Хромой сам этим серьезно возмутился:
— Советской сознательности еще нету. Боятся товарищей гостей встречать, лучше в лопухи добро прольют и государственной беднотой притворяются. Я-то знаю все ихние похоронки, весь смысл жизни у них вижу…
Хромого звали Федором Достоевским: так он сам себя перерегистрировал в специальном протоколе, где сказано, что уполномоченный волревкома Игнатий Мошонков слушал заявление гражданина Игнатия Мошонкова о переименовании его в честь памяти известного писателя — в Федора Достоевского, и постановил: переименоваться с начала новых суток и навсегда, а впредь предложить всем гражданам пересмотреть свои прозвища — удовлетворяют ли они их, — имея в виду необходимость подобия новому имени.

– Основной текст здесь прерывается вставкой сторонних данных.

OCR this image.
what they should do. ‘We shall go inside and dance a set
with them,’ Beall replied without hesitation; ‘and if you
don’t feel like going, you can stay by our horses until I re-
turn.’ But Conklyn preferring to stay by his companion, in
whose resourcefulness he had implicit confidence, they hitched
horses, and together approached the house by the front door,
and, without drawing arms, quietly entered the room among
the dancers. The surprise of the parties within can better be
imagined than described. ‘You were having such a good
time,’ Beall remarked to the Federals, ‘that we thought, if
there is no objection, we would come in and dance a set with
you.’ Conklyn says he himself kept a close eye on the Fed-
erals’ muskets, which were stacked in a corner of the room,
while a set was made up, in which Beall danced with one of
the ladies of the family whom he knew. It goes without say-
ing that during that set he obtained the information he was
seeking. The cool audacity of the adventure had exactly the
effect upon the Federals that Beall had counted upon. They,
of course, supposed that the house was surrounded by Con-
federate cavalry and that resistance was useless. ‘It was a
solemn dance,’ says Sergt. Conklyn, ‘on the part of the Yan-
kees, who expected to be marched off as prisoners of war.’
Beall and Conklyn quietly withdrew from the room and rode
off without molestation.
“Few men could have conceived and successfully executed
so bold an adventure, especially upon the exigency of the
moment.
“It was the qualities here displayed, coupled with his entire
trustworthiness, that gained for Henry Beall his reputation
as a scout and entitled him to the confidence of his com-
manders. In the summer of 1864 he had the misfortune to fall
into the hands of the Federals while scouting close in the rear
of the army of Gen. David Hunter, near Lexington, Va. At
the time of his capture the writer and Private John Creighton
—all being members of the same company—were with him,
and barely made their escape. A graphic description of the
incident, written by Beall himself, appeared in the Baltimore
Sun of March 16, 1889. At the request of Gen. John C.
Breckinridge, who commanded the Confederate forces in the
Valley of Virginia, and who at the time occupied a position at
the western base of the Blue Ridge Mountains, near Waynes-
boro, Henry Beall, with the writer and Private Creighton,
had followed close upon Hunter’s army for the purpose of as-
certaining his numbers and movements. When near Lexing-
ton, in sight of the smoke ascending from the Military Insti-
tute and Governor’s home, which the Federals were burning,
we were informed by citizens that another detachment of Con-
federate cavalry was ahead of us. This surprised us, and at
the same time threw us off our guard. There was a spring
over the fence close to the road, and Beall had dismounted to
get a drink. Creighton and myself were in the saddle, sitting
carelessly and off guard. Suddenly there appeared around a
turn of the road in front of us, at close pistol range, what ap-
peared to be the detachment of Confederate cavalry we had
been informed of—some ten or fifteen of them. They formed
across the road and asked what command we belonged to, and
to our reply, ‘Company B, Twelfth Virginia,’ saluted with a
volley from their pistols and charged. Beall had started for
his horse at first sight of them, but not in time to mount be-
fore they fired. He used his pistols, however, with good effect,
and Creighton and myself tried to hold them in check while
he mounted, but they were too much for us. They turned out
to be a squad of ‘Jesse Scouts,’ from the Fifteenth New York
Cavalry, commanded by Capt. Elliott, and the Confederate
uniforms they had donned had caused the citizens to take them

Федор Достоевский задумал эту кампанию в целях самосовершенствования граждан: кто прозовется Либкнехтом, тот пусть и живет подобно ему, иначе славное имя следует изъять обратно. Таким порядком по регистру переименования прошли двое граждан: Степан Чечер стал Христофором Колумбом, а колодезник Петр Грудин — Францем Мерингом: по уличному Мерин. Федор Достоевский запротоколил эти имена условно и спорно: он послал запрос в волревком — были ли Колумб и Меринг достойными людьми, чтобы их имена брать за образцы дальнейшей жизни, или Колумб и Меринг безмолвны для революции. Ответа волревком еще не прислал. Степан Чечер и Петр Грудин жили почти безымянными.
— Раз назвались, — говорил им Достоевский, — делайте что-нибудь выдающееся.